Pessimism Is a Dying Art

Jimmy Tuten, Jr.
Tallmadge, Ohio

Tell a man it's impossible to go to the moon, farm the sea or cure polio, and he will class you with those who laughed at Buck Rogers and Jonas Salk. These and a thousand other things that were once impossible achievements are now realities. Far-out efforts are no longer viewed with pessimism. Pessimism is a dying art. This raises the question: how have men of great brilliance achieved so much? Was it by native ability alone? "No," answers Catherine Cox, who several years ago made an exhaustive study of childhood traits of 301 great men. Her conclusion was that those "who achieve eminence are characterized not only by high intelligence traits, but also by persistence of motive and effort, confidence in their abilities, and great strength of force of character (The Early Traits of Three Hundred Genuises, Stanford University Press, Pp. 217-219, underscoring mine, jt).

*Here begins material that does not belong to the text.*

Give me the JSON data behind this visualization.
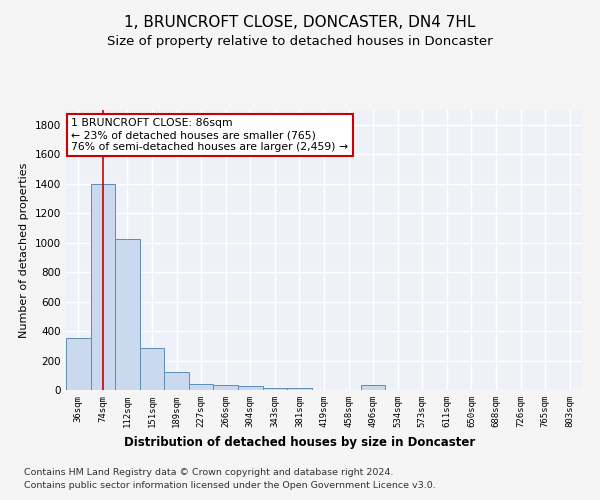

There is no achievement of any kind without great effort. It would be interesting to know how many persons have high IQ and good environment, but fail to achieve because of lack of persistence. Many are those who have excelled because of great effort: Pasteur, Bock, Samuel Johnson, etc. Repeated failures did not discourage men like Edison, George Bernard Shaw and William Pitt, who demonstrated that one can only achieve after great effort in the face of many failures. What about handicapped people? They too, can succeed. Beethoven was deaf, Milton was blind. Alexander Graham Bell had hearing problems. Demosthenes had speech defects. Lincoln, Dickens, etc. were born in poverty. Yes, there is no achievement without fortitude.

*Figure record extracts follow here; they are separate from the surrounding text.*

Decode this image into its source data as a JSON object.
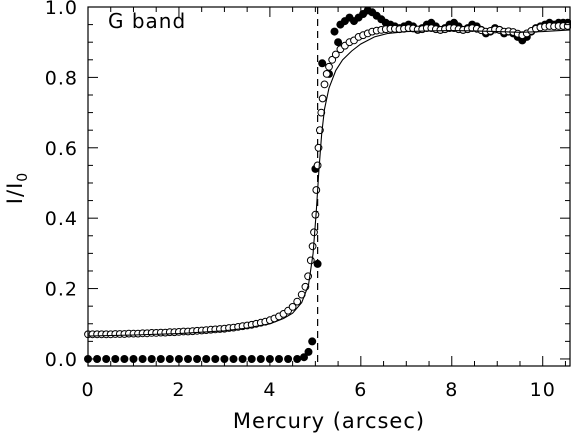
{
  "chart_data": {
    "type": "scatter",
    "title": "G band",
    "xlabel": "Mercury (arcsec)",
    "ylabel": "I/I",
    "ylabel_subscript": "0",
    "xlim": [
      0,
      10.6
    ],
    "ylim": [
      -0.02,
      1.0
    ],
    "grid": false,
    "x_ticks": [
      0,
      2,
      4,
      6,
      8,
      10
    ],
    "x_tick_labels": [
      "0",
      "2",
      "4",
      "6",
      "8",
      "10"
    ],
    "y_ticks": [
      0.0,
      0.2,
      0.4,
      0.6,
      0.8,
      1.0
    ],
    "y_tick_labels": [
      "0.0",
      "0.2",
      "0.4",
      "0.6",
      "0.8",
      "1.0"
    ],
    "vline_x": 5.05,
    "series": [
      {
        "marker": "filled-circle",
        "points": [
          [
            0.0,
            0.0
          ],
          [
            0.2,
            0.0
          ],
          [
            0.4,
            0.0
          ],
          [
            0.6,
            0.0
          ],
          [
            0.8,
            0.0
          ],
          [
            1.0,
            0.0
          ],
          [
            1.2,
            0.0
          ],
          [
            1.4,
            0.0
          ],
          [
            1.6,
            0.0
          ],
          [
            1.8,
            0.0
          ],
          [
            2.0,
            0.0
          ],
          [
            2.2,
            0.0
          ],
          [
            2.4,
            0.0
          ],
          [
            2.6,
            0.0
          ],
          [
            2.8,
            0.0
          ],
          [
            3.0,
            0.0
          ],
          [
            3.2,
            0.0
          ],
          [
            3.4,
            0.0
          ],
          [
            3.6,
            0.0
          ],
          [
            3.8,
            0.0
          ],
          [
            4.0,
            0.0
          ],
          [
            4.2,
            0.0
          ],
          [
            4.4,
            0.0
          ],
          [
            4.6,
            0.0
          ],
          [
            4.75,
            0.005
          ],
          [
            4.85,
            0.02
          ],
          [
            4.93,
            0.05
          ],
          [
            5.05,
            0.27
          ],
          [
            5.0,
            0.54
          ],
          [
            5.15,
            0.84
          ],
          [
            5.3,
            0.81
          ],
          [
            5.42,
            0.93
          ],
          [
            5.5,
            0.9
          ],
          [
            5.55,
            0.95
          ],
          [
            5.65,
            0.96
          ],
          [
            5.75,
            0.97
          ],
          [
            5.85,
            0.96
          ],
          [
            5.95,
            0.97
          ],
          [
            6.05,
            0.98
          ],
          [
            6.15,
            0.99
          ],
          [
            6.25,
            0.985
          ],
          [
            6.35,
            0.975
          ],
          [
            6.45,
            0.965
          ],
          [
            6.55,
            0.955
          ],
          [
            6.65,
            0.95
          ],
          [
            6.75,
            0.945
          ],
          [
            6.85,
            0.94
          ],
          [
            6.95,
            0.945
          ],
          [
            7.05,
            0.95
          ],
          [
            7.15,
            0.945
          ],
          [
            7.25,
            0.935
          ],
          [
            7.35,
            0.94
          ],
          [
            7.45,
            0.95
          ],
          [
            7.55,
            0.955
          ],
          [
            7.65,
            0.945
          ],
          [
            7.75,
            0.935
          ],
          [
            7.85,
            0.94
          ],
          [
            7.95,
            0.95
          ],
          [
            8.05,
            0.955
          ],
          [
            8.15,
            0.945
          ],
          [
            8.25,
            0.935
          ],
          [
            8.35,
            0.94
          ],
          [
            8.45,
            0.95
          ],
          [
            8.55,
            0.945
          ],
          [
            8.65,
            0.935
          ],
          [
            8.75,
            0.925
          ],
          [
            8.85,
            0.93
          ],
          [
            8.95,
            0.94
          ],
          [
            9.05,
            0.935
          ],
          [
            9.15,
            0.925
          ],
          [
            9.25,
            0.93
          ],
          [
            9.35,
            0.925
          ],
          [
            9.45,
            0.915
          ],
          [
            9.55,
            0.905
          ],
          [
            9.65,
            0.915
          ],
          [
            9.75,
            0.93
          ],
          [
            9.85,
            0.94
          ],
          [
            9.95,
            0.945
          ],
          [
            10.05,
            0.95
          ],
          [
            10.15,
            0.955
          ],
          [
            10.25,
            0.95
          ],
          [
            10.35,
            0.955
          ],
          [
            10.45,
            0.955
          ],
          [
            10.55,
            0.955
          ]
        ]
      },
      {
        "marker": "open-circle",
        "points": [
          [
            0.0,
            0.07
          ],
          [
            0.1,
            0.07
          ],
          [
            0.2,
            0.07
          ],
          [
            0.3,
            0.07
          ],
          [
            0.4,
            0.07
          ],
          [
            0.5,
            0.07
          ],
          [
            0.6,
            0.071
          ],
          [
            0.7,
            0.071
          ],
          [
            0.8,
            0.071
          ],
          [
            0.9,
            0.072
          ],
          [
            1.0,
            0.072
          ],
          [
            1.1,
            0.072
          ],
          [
            1.2,
            0.073
          ],
          [
            1.3,
            0.073
          ],
          [
            1.4,
            0.074
          ],
          [
            1.5,
            0.074
          ],
          [
            1.6,
            0.075
          ],
          [
            1.7,
            0.075
          ],
          [
            1.8,
            0.076
          ],
          [
            1.9,
            0.076
          ],
          [
            2.0,
            0.077
          ],
          [
            2.1,
            0.078
          ],
          [
            2.2,
            0.078
          ],
          [
            2.3,
            0.079
          ],
          [
            2.4,
            0.08
          ],
          [
            2.5,
            0.081
          ],
          [
            2.6,
            0.082
          ],
          [
            2.7,
            0.083
          ],
          [
            2.8,
            0.084
          ],
          [
            2.9,
            0.085
          ],
          [
            3.0,
            0.086
          ],
          [
            3.1,
            0.088
          ],
          [
            3.2,
            0.089
          ],
          [
            3.3,
            0.091
          ],
          [
            3.4,
            0.093
          ],
          [
            3.5,
            0.095
          ],
          [
            3.6,
            0.097
          ],
          [
            3.7,
            0.1
          ],
          [
            3.8,
            0.103
          ],
          [
            3.9,
            0.106
          ],
          [
            4.0,
            0.11
          ],
          [
            4.1,
            0.115
          ],
          [
            4.2,
            0.121
          ],
          [
            4.3,
            0.128
          ],
          [
            4.4,
            0.137
          ],
          [
            4.5,
            0.148
          ],
          [
            4.6,
            0.163
          ],
          [
            4.7,
            0.183
          ],
          [
            4.78,
            0.205
          ],
          [
            4.84,
            0.235
          ],
          [
            4.9,
            0.28
          ],
          [
            4.94,
            0.32
          ],
          [
            4.97,
            0.36
          ],
          [
            5.0,
            0.41
          ],
          [
            5.02,
            0.48
          ],
          [
            5.05,
            0.55
          ],
          [
            5.07,
            0.6
          ],
          [
            5.1,
            0.65
          ],
          [
            5.13,
            0.7
          ],
          [
            5.16,
            0.74
          ],
          [
            5.2,
            0.78
          ],
          [
            5.25,
            0.81
          ],
          [
            5.3,
            0.83
          ],
          [
            5.37,
            0.85
          ],
          [
            5.45,
            0.865
          ],
          [
            5.55,
            0.88
          ],
          [
            5.65,
            0.89
          ],
          [
            5.75,
            0.9
          ],
          [
            5.85,
            0.905
          ],
          [
            5.95,
            0.915
          ],
          [
            6.05,
            0.92
          ],
          [
            6.15,
            0.925
          ],
          [
            6.25,
            0.93
          ],
          [
            6.35,
            0.933
          ],
          [
            6.45,
            0.935
          ],
          [
            6.55,
            0.937
          ],
          [
            6.65,
            0.938
          ],
          [
            6.75,
            0.938
          ],
          [
            6.85,
            0.937
          ],
          [
            6.95,
            0.938
          ],
          [
            7.05,
            0.94
          ],
          [
            7.15,
            0.939
          ],
          [
            7.25,
            0.936
          ],
          [
            7.35,
            0.937
          ],
          [
            7.45,
            0.94
          ],
          [
            7.55,
            0.94
          ],
          [
            7.65,
            0.937
          ],
          [
            7.75,
            0.935
          ],
          [
            7.85,
            0.937
          ],
          [
            7.95,
            0.94
          ],
          [
            8.05,
            0.94
          ],
          [
            8.15,
            0.937
          ],
          [
            8.25,
            0.935
          ],
          [
            8.35,
            0.937
          ],
          [
            8.45,
            0.94
          ],
          [
            8.55,
            0.938
          ],
          [
            8.65,
            0.934
          ],
          [
            8.75,
            0.93
          ],
          [
            8.85,
            0.932
          ],
          [
            8.95,
            0.936
          ],
          [
            9.05,
            0.935
          ],
          [
            9.15,
            0.93
          ],
          [
            9.25,
            0.931
          ],
          [
            9.35,
            0.929
          ],
          [
            9.45,
            0.924
          ],
          [
            9.55,
            0.92
          ],
          [
            9.65,
            0.925
          ],
          [
            9.75,
            0.932
          ],
          [
            9.85,
            0.938
          ],
          [
            9.95,
            0.942
          ],
          [
            10.05,
            0.944
          ],
          [
            10.15,
            0.946
          ],
          [
            10.25,
            0.945
          ],
          [
            10.35,
            0.946
          ],
          [
            10.45,
            0.946
          ],
          [
            10.55,
            0.946
          ]
        ]
      },
      {
        "marker": "line",
        "points": [
          [
            0.0,
            0.065
          ],
          [
            1.0,
            0.068
          ],
          [
            2.0,
            0.072
          ],
          [
            3.0,
            0.08
          ],
          [
            3.5,
            0.088
          ],
          [
            4.0,
            0.1
          ],
          [
            4.3,
            0.115
          ],
          [
            4.5,
            0.13
          ],
          [
            4.7,
            0.16
          ],
          [
            4.85,
            0.21
          ],
          [
            4.95,
            0.3
          ],
          [
            5.02,
            0.42
          ],
          [
            5.08,
            0.54
          ],
          [
            5.14,
            0.64
          ],
          [
            5.2,
            0.71
          ],
          [
            5.3,
            0.77
          ],
          [
            5.45,
            0.82
          ],
          [
            5.6,
            0.85
          ],
          [
            5.8,
            0.875
          ],
          [
            6.0,
            0.895
          ],
          [
            6.3,
            0.915
          ],
          [
            6.6,
            0.925
          ],
          [
            7.0,
            0.93
          ],
          [
            7.5,
            0.932
          ],
          [
            8.0,
            0.933
          ],
          [
            8.5,
            0.932
          ],
          [
            9.0,
            0.93
          ],
          [
            9.5,
            0.928
          ],
          [
            10.0,
            0.93
          ],
          [
            10.6,
            0.935
          ]
        ]
      }
    ]
  }
}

In the realm of the spiritual the same is true. Without great effort and faith there is no achievement. "Then came the disciples to Jesus apart, and said, Why could not we cast him out? And Jesus said unto them, Because of your unbelief: for verily I say unto you, if ye have faith as a grain of mustard seed, ye shall say unto this mountain, Remove hence to yonder place; and it shall remove: and nothing shall be impossible unto you" (Mt. 17:19-20). Pessimism is a lost art in everything but personal evangelism. Brethren are still saying, "I can't do personal work." With patience, persistence, effort and fortitude one can do what he considers impossible. We have proven the pessimist wrong in most other areas. Why not make pessimism a dying art in your spiritual life? May the host of on-lookers in the heavenlies who have kept the faith challenge us to renew our efforts and strengthen our fortitude, even deepen our faith!